Network of rolling stock maintenance and construction factories in Poland

Zakłady Naprawcze Taboru Kolejowego (ZNTK, Rail Rolling Stock Repair Workshops) were a network of rolling stock maintenance and construction factories in Poland. It was formed during the 1950 reorganization of the state-owned Polish State Railways out of previously-operating "Main Mechanical Workshops". The network included yards in most larger towns of Poland and was headed by the largest of workshops, the ZNTK Ostrów in Ostrów Wielkopolski. Despite its name, some of the ZNTK also manufactured rolling stock, like diesel locomotives and diesel multiple units (ZNTK Poznań).

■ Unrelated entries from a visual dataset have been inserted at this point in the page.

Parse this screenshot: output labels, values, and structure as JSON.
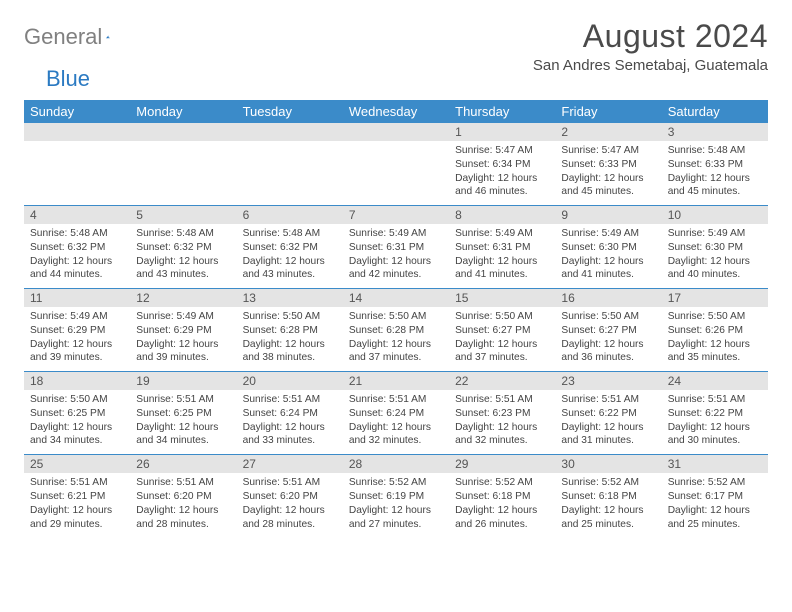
{
  "logo": {
    "gray": "General",
    "blue": "Blue"
  },
  "title": "August 2024",
  "location": "San Andres Semetabaj, Guatemala",
  "colors": {
    "header_bg": "#3b8bc9",
    "header_text": "#ffffff",
    "daynum_bg": "#e4e4e4",
    "rule": "#3b8bc9",
    "logo_gray": "#808080",
    "logo_blue": "#2b7ac2"
  },
  "weekdays": [
    "Sunday",
    "Monday",
    "Tuesday",
    "Wednesday",
    "Thursday",
    "Friday",
    "Saturday"
  ],
  "weeks": [
    [
      {
        "n": "",
        "sr": "",
        "ss": "",
        "dl": ""
      },
      {
        "n": "",
        "sr": "",
        "ss": "",
        "dl": ""
      },
      {
        "n": "",
        "sr": "",
        "ss": "",
        "dl": ""
      },
      {
        "n": "",
        "sr": "",
        "ss": "",
        "dl": ""
      },
      {
        "n": "1",
        "sr": "Sunrise: 5:47 AM",
        "ss": "Sunset: 6:34 PM",
        "dl": "Daylight: 12 hours and 46 minutes."
      },
      {
        "n": "2",
        "sr": "Sunrise: 5:47 AM",
        "ss": "Sunset: 6:33 PM",
        "dl": "Daylight: 12 hours and 45 minutes."
      },
      {
        "n": "3",
        "sr": "Sunrise: 5:48 AM",
        "ss": "Sunset: 6:33 PM",
        "dl": "Daylight: 12 hours and 45 minutes."
      }
    ],
    [
      {
        "n": "4",
        "sr": "Sunrise: 5:48 AM",
        "ss": "Sunset: 6:32 PM",
        "dl": "Daylight: 12 hours and 44 minutes."
      },
      {
        "n": "5",
        "sr": "Sunrise: 5:48 AM",
        "ss": "Sunset: 6:32 PM",
        "dl": "Daylight: 12 hours and 43 minutes."
      },
      {
        "n": "6",
        "sr": "Sunrise: 5:48 AM",
        "ss": "Sunset: 6:32 PM",
        "dl": "Daylight: 12 hours and 43 minutes."
      },
      {
        "n": "7",
        "sr": "Sunrise: 5:49 AM",
        "ss": "Sunset: 6:31 PM",
        "dl": "Daylight: 12 hours and 42 minutes."
      },
      {
        "n": "8",
        "sr": "Sunrise: 5:49 AM",
        "ss": "Sunset: 6:31 PM",
        "dl": "Daylight: 12 hours and 41 minutes."
      },
      {
        "n": "9",
        "sr": "Sunrise: 5:49 AM",
        "ss": "Sunset: 6:30 PM",
        "dl": "Daylight: 12 hours and 41 minutes."
      },
      {
        "n": "10",
        "sr": "Sunrise: 5:49 AM",
        "ss": "Sunset: 6:30 PM",
        "dl": "Daylight: 12 hours and 40 minutes."
      }
    ],
    [
      {
        "n": "11",
        "sr": "Sunrise: 5:49 AM",
        "ss": "Sunset: 6:29 PM",
        "dl": "Daylight: 12 hours and 39 minutes."
      },
      {
        "n": "12",
        "sr": "Sunrise: 5:49 AM",
        "ss": "Sunset: 6:29 PM",
        "dl": "Daylight: 12 hours and 39 minutes."
      },
      {
        "n": "13",
        "sr": "Sunrise: 5:50 AM",
        "ss": "Sunset: 6:28 PM",
        "dl": "Daylight: 12 hours and 38 minutes."
      },
      {
        "n": "14",
        "sr": "Sunrise: 5:50 AM",
        "ss": "Sunset: 6:28 PM",
        "dl": "Daylight: 12 hours and 37 minutes."
      },
      {
        "n": "15",
        "sr": "Sunrise: 5:50 AM",
        "ss": "Sunset: 6:27 PM",
        "dl": "Daylight: 12 hours and 37 minutes."
      },
      {
        "n": "16",
        "sr": "Sunrise: 5:50 AM",
        "ss": "Sunset: 6:27 PM",
        "dl": "Daylight: 12 hours and 36 minutes."
      },
      {
        "n": "17",
        "sr": "Sunrise: 5:50 AM",
        "ss": "Sunset: 6:26 PM",
        "dl": "Daylight: 12 hours and 35 minutes."
      }
    ],
    [
      {
        "n": "18",
        "sr": "Sunrise: 5:50 AM",
        "ss": "Sunset: 6:25 PM",
        "dl": "Daylight: 12 hours and 34 minutes."
      },
      {
        "n": "19",
        "sr": "Sunrise: 5:51 AM",
        "ss": "Sunset: 6:25 PM",
        "dl": "Daylight: 12 hours and 34 minutes."
      },
      {
        "n": "20",
        "sr": "Sunrise: 5:51 AM",
        "ss": "Sunset: 6:24 PM",
        "dl": "Daylight: 12 hours and 33 minutes."
      },
      {
        "n": "21",
        "sr": "Sunrise: 5:51 AM",
        "ss": "Sunset: 6:24 PM",
        "dl": "Daylight: 12 hours and 32 minutes."
      },
      {
        "n": "22",
        "sr": "Sunrise: 5:51 AM",
        "ss": "Sunset: 6:23 PM",
        "dl": "Daylight: 12 hours and 32 minutes."
      },
      {
        "n": "23",
        "sr": "Sunrise: 5:51 AM",
        "ss": "Sunset: 6:22 PM",
        "dl": "Daylight: 12 hours and 31 minutes."
      },
      {
        "n": "24",
        "sr": "Sunrise: 5:51 AM",
        "ss": "Sunset: 6:22 PM",
        "dl": "Daylight: 12 hours and 30 minutes."
      }
    ],
    [
      {
        "n": "25",
        "sr": "Sunrise: 5:51 AM",
        "ss": "Sunset: 6:21 PM",
        "dl": "Daylight: 12 hours and 29 minutes."
      },
      {
        "n": "26",
        "sr": "Sunrise: 5:51 AM",
        "ss": "Sunset: 6:20 PM",
        "dl": "Daylight: 12 hours and 28 minutes."
      },
      {
        "n": "27",
        "sr": "Sunrise: 5:51 AM",
        "ss": "Sunset: 6:20 PM",
        "dl": "Daylight: 12 hours and 28 minutes."
      },
      {
        "n": "28",
        "sr": "Sunrise: 5:52 AM",
        "ss": "Sunset: 6:19 PM",
        "dl": "Daylight: 12 hours and 27 minutes."
      },
      {
        "n": "29",
        "sr": "Sunrise: 5:52 AM",
        "ss": "Sunset: 6:18 PM",
        "dl": "Daylight: 12 hours and 26 minutes."
      },
      {
        "n": "30",
        "sr": "Sunrise: 5:52 AM",
        "ss": "Sunset: 6:18 PM",
        "dl": "Daylight: 12 hours and 25 minutes."
      },
      {
        "n": "31",
        "sr": "Sunrise: 5:52 AM",
        "ss": "Sunset: 6:17 PM",
        "dl": "Daylight: 12 hours and 25 minutes."
      }
    ]
  ]
}
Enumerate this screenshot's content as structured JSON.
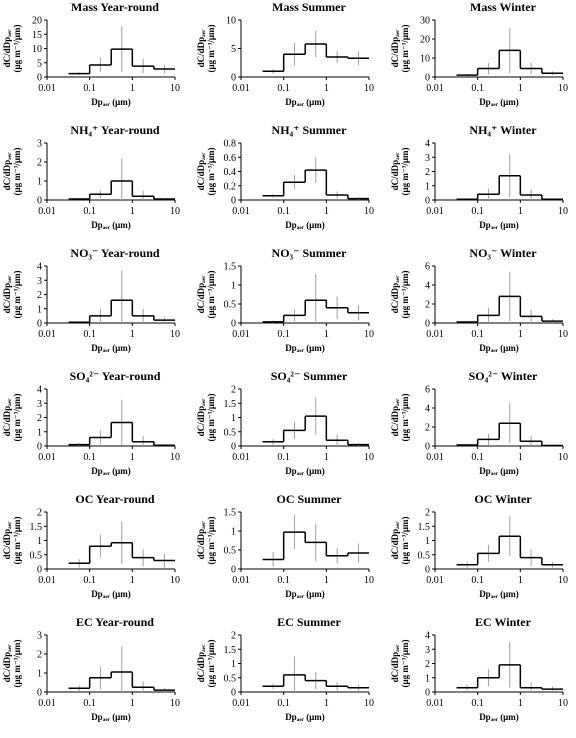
{
  "chart_data": [
    {
      "type": "histogram",
      "title": "Mass Year-round",
      "bins": [
        0.032,
        0.1,
        0.32,
        1,
        3.2,
        10
      ],
      "values": [
        1.2,
        4.2,
        9.8,
        3.8,
        2.8
      ],
      "errors": [
        0.5,
        2.5,
        8,
        2.5,
        1.5
      ],
      "xlim": [
        0.01,
        10
      ],
      "xticks": [
        0.01,
        0.1,
        1,
        10
      ],
      "ylim": [
        0,
        20
      ],
      "yticks": [
        0,
        5,
        10,
        15,
        20
      ],
      "log_x": true,
      "xlabel": "Dpₐₑᵣ (μm)",
      "ylabel": [
        "dC/dDpₐₑᵣ",
        "(μg m⁻³/μm)"
      ],
      "color": "#000000",
      "error_color": "#a0a0a0"
    },
    {
      "type": "histogram",
      "title": "Mass Summer",
      "bins": [
        0.032,
        0.1,
        0.32,
        1,
        3.2,
        10
      ],
      "values": [
        1.0,
        4.0,
        5.8,
        3.5,
        3.3
      ],
      "errors": [
        0.4,
        2,
        2.3,
        1,
        1.2
      ],
      "xlim": [
        0.01,
        10
      ],
      "xticks": [
        0.01,
        0.1,
        1,
        10
      ],
      "ylim": [
        0,
        10
      ],
      "yticks": [
        0,
        5,
        10
      ],
      "log_x": true,
      "xlabel": "Dpₐₑᵣ (μm)",
      "ylabel": [
        "dC/dDpₐₑᵣ",
        "(μg m⁻³/μm)"
      ],
      "color": "#000000",
      "error_color": "#a0a0a0"
    },
    {
      "type": "histogram",
      "title": "Mass Winter",
      "bins": [
        0.032,
        0.1,
        0.32,
        1,
        3.2,
        10
      ],
      "values": [
        1,
        4.5,
        14,
        4.5,
        2
      ],
      "errors": [
        0.5,
        3,
        12,
        3,
        1
      ],
      "xlim": [
        0.01,
        10
      ],
      "xticks": [
        0.01,
        0.1,
        1,
        10
      ],
      "ylim": [
        0,
        30
      ],
      "yticks": [
        0,
        10,
        20,
        30
      ],
      "log_x": true,
      "xlabel": "Dpₐₑᵣ (μm)",
      "ylabel": [
        "dC/dDpₐₑᵣ",
        "(μg m⁻³/μm)"
      ],
      "color": "#000000",
      "error_color": "#a0a0a0"
    },
    {
      "type": "histogram",
      "title": "NH₄⁺ Year-round",
      "bins": [
        0.032,
        0.1,
        0.32,
        1,
        3.2,
        10
      ],
      "values": [
        0.05,
        0.3,
        1.0,
        0.2,
        0.05
      ],
      "errors": [
        0.03,
        0.2,
        1.2,
        0.3,
        0.05
      ],
      "xlim": [
        0.01,
        10
      ],
      "xticks": [
        0.01,
        0.1,
        1,
        10
      ],
      "ylim": [
        0,
        3
      ],
      "yticks": [
        0,
        1,
        2,
        3
      ],
      "log_x": true,
      "xlabel": "Dpₐₑᵣ (μm)",
      "ylabel": [
        "dC/dDpₐₑᵣ",
        "(μg m⁻³/μm)"
      ],
      "color": "#000000",
      "error_color": "#a0a0a0"
    },
    {
      "type": "histogram",
      "title": "NH₄⁺ Summer",
      "bins": [
        0.032,
        0.1,
        0.32,
        1,
        3.2,
        10
      ],
      "values": [
        0.06,
        0.25,
        0.42,
        0.07,
        0.02
      ],
      "errors": [
        0.03,
        0.1,
        0.18,
        0.05,
        0.02
      ],
      "xlim": [
        0.01,
        10
      ],
      "xticks": [
        0.01,
        0.1,
        1,
        10
      ],
      "ylim": [
        0,
        0.8
      ],
      "yticks": [
        0,
        0.2,
        0.4,
        0.6,
        0.8
      ],
      "log_x": true,
      "xlabel": "Dpₐₑᵣ (μm)",
      "ylabel": [
        "dC/dDpₐₑᵣ",
        "(μg m⁻³/μm)"
      ],
      "color": "#000000",
      "error_color": "#a0a0a0"
    },
    {
      "type": "histogram",
      "title": "NH₄⁺ Winter",
      "bins": [
        0.032,
        0.1,
        0.32,
        1,
        3.2,
        10
      ],
      "values": [
        0.05,
        0.4,
        1.7,
        0.35,
        0.05
      ],
      "errors": [
        0.05,
        0.4,
        1.5,
        0.4,
        0.05
      ],
      "xlim": [
        0.01,
        10
      ],
      "xticks": [
        0.01,
        0.1,
        1,
        10
      ],
      "ylim": [
        0,
        4
      ],
      "yticks": [
        0,
        1,
        2,
        3,
        4
      ],
      "log_x": true,
      "xlabel": "Dpₐₑᵣ (μm)",
      "ylabel": [
        "dC/dDpₐₑᵣ",
        "(μg m⁻³/μm)"
      ],
      "color": "#000000",
      "error_color": "#a0a0a0"
    },
    {
      "type": "histogram",
      "title": "NO₃⁻ Year-round",
      "bins": [
        0.032,
        0.1,
        0.32,
        1,
        3.2,
        10
      ],
      "values": [
        0.05,
        0.5,
        1.6,
        0.5,
        0.2
      ],
      "errors": [
        0.05,
        0.5,
        2.1,
        0.5,
        0.2
      ],
      "xlim": [
        0.01,
        10
      ],
      "xticks": [
        0.01,
        0.1,
        1,
        10
      ],
      "ylim": [
        0,
        4
      ],
      "yticks": [
        0,
        1,
        2,
        3,
        4
      ],
      "log_x": true,
      "xlabel": "Dpₐₑᵣ (μm)",
      "ylabel": [
        "dC/dDpₐₑᵣ",
        "(μg m⁻³/μm)"
      ],
      "color": "#000000",
      "error_color": "#a0a0a0"
    },
    {
      "type": "histogram",
      "title": "NO₃⁻ Summer",
      "bins": [
        0.032,
        0.1,
        0.32,
        1,
        3.2,
        10
      ],
      "values": [
        0.03,
        0.2,
        0.6,
        0.4,
        0.27
      ],
      "errors": [
        0.03,
        0.15,
        0.7,
        0.3,
        0.2
      ],
      "xlim": [
        0.01,
        10
      ],
      "xticks": [
        0.01,
        0.1,
        1,
        10
      ],
      "ylim": [
        0,
        1.5
      ],
      "yticks": [
        0,
        0.5,
        1,
        1.5
      ],
      "log_x": true,
      "xlabel": "Dpₐₑᵣ (μm)",
      "ylabel": [
        "dC/dDpₐₑᵣ",
        "(μg m⁻³/μm)"
      ],
      "color": "#000000",
      "error_color": "#a0a0a0"
    },
    {
      "type": "histogram",
      "title": "NO₃⁻ Winter",
      "bins": [
        0.032,
        0.1,
        0.32,
        1,
        3.2,
        10
      ],
      "values": [
        0.1,
        0.8,
        2.8,
        0.7,
        0.2
      ],
      "errors": [
        0.1,
        0.8,
        2.6,
        0.7,
        0.2
      ],
      "xlim": [
        0.01,
        10
      ],
      "xticks": [
        0.01,
        0.1,
        1,
        10
      ],
      "ylim": [
        0,
        6
      ],
      "yticks": [
        0,
        2,
        4,
        6
      ],
      "log_x": true,
      "xlabel": "Dpₐₑᵣ (μm)",
      "ylabel": [
        "dC/dDpₐₑᵣ",
        "(μg m⁻³/μm)"
      ],
      "color": "#000000",
      "error_color": "#a0a0a0"
    },
    {
      "type": "histogram",
      "title": "SO₄²⁻ Year-round",
      "bins": [
        0.032,
        0.1,
        0.32,
        1,
        3.2,
        10
      ],
      "values": [
        0.1,
        0.6,
        1.65,
        0.3,
        0.05
      ],
      "errors": [
        0.1,
        0.5,
        1.6,
        0.4,
        0.05
      ],
      "xlim": [
        0.01,
        10
      ],
      "xticks": [
        0.01,
        0.1,
        1,
        10
      ],
      "ylim": [
        0,
        4
      ],
      "yticks": [
        0,
        1,
        2,
        3,
        4
      ],
      "log_x": true,
      "xlabel": "Dpₐₑᵣ (μm)",
      "ylabel": [
        "dC/dDpₐₑᵣ",
        "(μg m⁻³/μm)"
      ],
      "color": "#000000",
      "error_color": "#a0a0a0"
    },
    {
      "type": "histogram",
      "title": "SO₄²⁻ Summer",
      "bins": [
        0.032,
        0.1,
        0.32,
        1,
        3.2,
        10
      ],
      "values": [
        0.15,
        0.55,
        1.05,
        0.2,
        0.05
      ],
      "errors": [
        0.1,
        0.3,
        0.65,
        0.2,
        0.05
      ],
      "xlim": [
        0.01,
        10
      ],
      "xticks": [
        0.01,
        0.1,
        1,
        10
      ],
      "ylim": [
        0,
        2
      ],
      "yticks": [
        0,
        0.5,
        1,
        1.5,
        2
      ],
      "log_x": true,
      "xlabel": "Dpₐₑᵣ (μm)",
      "ylabel": [
        "dC/dDpₐₑᵣ",
        "(μg m⁻³/μm)"
      ],
      "color": "#000000",
      "error_color": "#a0a0a0"
    },
    {
      "type": "histogram",
      "title": "SO₄²⁻ Winter",
      "bins": [
        0.032,
        0.1,
        0.32,
        1,
        3.2,
        10
      ],
      "values": [
        0.1,
        0.7,
        2.4,
        0.5,
        0.05
      ],
      "errors": [
        0.1,
        0.6,
        2.1,
        0.6,
        0.1
      ],
      "xlim": [
        0.01,
        10
      ],
      "xticks": [
        0.01,
        0.1,
        1,
        10
      ],
      "ylim": [
        0,
        6
      ],
      "yticks": [
        0,
        2,
        4,
        6
      ],
      "log_x": true,
      "xlabel": "Dpₐₑᵣ (μm)",
      "ylabel": [
        "dC/dDpₐₑᵣ",
        "(μg m⁻³/μm)"
      ],
      "color": "#000000",
      "error_color": "#a0a0a0"
    },
    {
      "type": "histogram",
      "title": "OC Year-round",
      "bins": [
        0.032,
        0.1,
        0.32,
        1,
        3.2,
        10
      ],
      "values": [
        0.2,
        0.8,
        0.92,
        0.4,
        0.3
      ],
      "errors": [
        0.15,
        0.4,
        0.75,
        0.3,
        0.25
      ],
      "xlim": [
        0.01,
        10
      ],
      "xticks": [
        0.01,
        0.1,
        1,
        10
      ],
      "ylim": [
        0,
        2
      ],
      "yticks": [
        0,
        0.5,
        1,
        1.5,
        2
      ],
      "log_x": true,
      "xlabel": "Dpₐₑᵣ (μm)",
      "ylabel": [
        "dC/dDpₐₑᵣ",
        "(μg m⁻³/μm)"
      ],
      "color": "#000000",
      "error_color": "#a0a0a0"
    },
    {
      "type": "histogram",
      "title": "OC Summer",
      "bins": [
        0.032,
        0.1,
        0.32,
        1,
        3.2,
        10
      ],
      "values": [
        0.25,
        0.97,
        0.7,
        0.35,
        0.42
      ],
      "errors": [
        0.2,
        0.45,
        0.5,
        0.2,
        0.25
      ],
      "xlim": [
        0.01,
        10
      ],
      "xticks": [
        0.01,
        0.1,
        1,
        10
      ],
      "ylim": [
        0,
        1.5
      ],
      "yticks": [
        0,
        0.5,
        1,
        1.5
      ],
      "log_x": true,
      "xlabel": "Dpₐₑᵣ (μm)",
      "ylabel": [
        "dC/dDpₐₑᵣ",
        "(μg m⁻³/μm)"
      ],
      "color": "#000000",
      "error_color": "#a0a0a0"
    },
    {
      "type": "histogram",
      "title": "OC Winter",
      "bins": [
        0.032,
        0.1,
        0.32,
        1,
        3.2,
        10
      ],
      "values": [
        0.15,
        0.55,
        1.15,
        0.4,
        0.15
      ],
      "errors": [
        0.1,
        0.3,
        0.7,
        0.3,
        0.1
      ],
      "xlim": [
        0.01,
        10
      ],
      "xticks": [
        0.01,
        0.1,
        1,
        10
      ],
      "ylim": [
        0,
        2
      ],
      "yticks": [
        0,
        0.5,
        1,
        1.5,
        2
      ],
      "log_x": true,
      "xlabel": "Dpₐₑᵣ (μm)",
      "ylabel": [
        "dC/dDpₐₑᵣ",
        "(μg m⁻³/μm)"
      ],
      "color": "#000000",
      "error_color": "#a0a0a0"
    },
    {
      "type": "histogram",
      "title": "EC Year-round",
      "bins": [
        0.032,
        0.1,
        0.32,
        1,
        3.2,
        10
      ],
      "values": [
        0.2,
        0.75,
        1.05,
        0.25,
        0.1
      ],
      "errors": [
        0.15,
        0.6,
        1.35,
        0.3,
        0.1
      ],
      "xlim": [
        0.01,
        10
      ],
      "xticks": [
        0.01,
        0.1,
        1,
        10
      ],
      "ylim": [
        0,
        3
      ],
      "yticks": [
        0,
        1,
        2,
        3
      ],
      "log_x": true,
      "xlabel": "Dpₐₑᵣ (μm)",
      "ylabel": [
        "dC/dDpₐₑᵣ",
        "(μg m⁻³/μm)"
      ],
      "color": "#000000",
      "error_color": "#a0a0a0"
    },
    {
      "type": "histogram",
      "title": "EC Summer",
      "bins": [
        0.032,
        0.1,
        0.32,
        1,
        3.2,
        10
      ],
      "values": [
        0.2,
        0.6,
        0.4,
        0.2,
        0.15
      ],
      "errors": [
        0.1,
        0.65,
        0.3,
        0.15,
        0.1
      ],
      "xlim": [
        0.01,
        10
      ],
      "xticks": [
        0.01,
        0.1,
        1,
        10
      ],
      "ylim": [
        0,
        2
      ],
      "yticks": [
        0,
        0.5,
        1,
        1.5,
        2
      ],
      "log_x": true,
      "xlabel": "Dpₐₑᵣ (μm)",
      "ylabel": [
        "dC/dDpₐₑᵣ",
        "(μg m⁻³/μm)"
      ],
      "color": "#000000",
      "error_color": "#a0a0a0"
    },
    {
      "type": "histogram",
      "title": "EC Winter",
      "bins": [
        0.032,
        0.1,
        0.32,
        1,
        3.2,
        10
      ],
      "values": [
        0.3,
        1.0,
        1.9,
        0.3,
        0.2
      ],
      "errors": [
        0.2,
        0.6,
        1.6,
        0.4,
        0.2
      ],
      "xlim": [
        0.01,
        10
      ],
      "xticks": [
        0.01,
        0.1,
        1,
        10
      ],
      "ylim": [
        0,
        4
      ],
      "yticks": [
        0,
        1,
        2,
        3,
        4
      ],
      "log_x": true,
      "xlabel": "Dpₐₑᵣ (μm)",
      "ylabel": [
        "dC/dDpₐₑᵣ",
        "(μg m⁻³/μm)"
      ],
      "color": "#000000",
      "error_color": "#a0a0a0"
    }
  ]
}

In 1991 the ZNTK network was excluded from within the Polish State Railways holding. Since then most of them were either privatized or liquidated. The most important companies founded on the basis of former ZNTK workshops are:

- ZNTK Bydgoszcz - PESA SA
- ZNTK Mińsk Mazowiecki - PESA Mińsk Mazowiecki, part of PESA SA
- ZNTK Gliwice & ZNTK Nowy Sącz - Newag
- ZNTK Gorzów Wielkopolski - PKP Cargotabor Zakład Napraw Taboru
- ZNTK Ostróda - GATX Rail Poland, part of GATX
- ZNTK Ostrów - Polski Tabor Szynowy - Wagon
- ZNTK Poznań - Poznańskie Zakłady Naprawcze Taboru Kolejowego – liquidated in 2018
- ZNTK Stargard - Zakład Pojazdów Szynowych (MTR-ZPS Sp. z o.o.)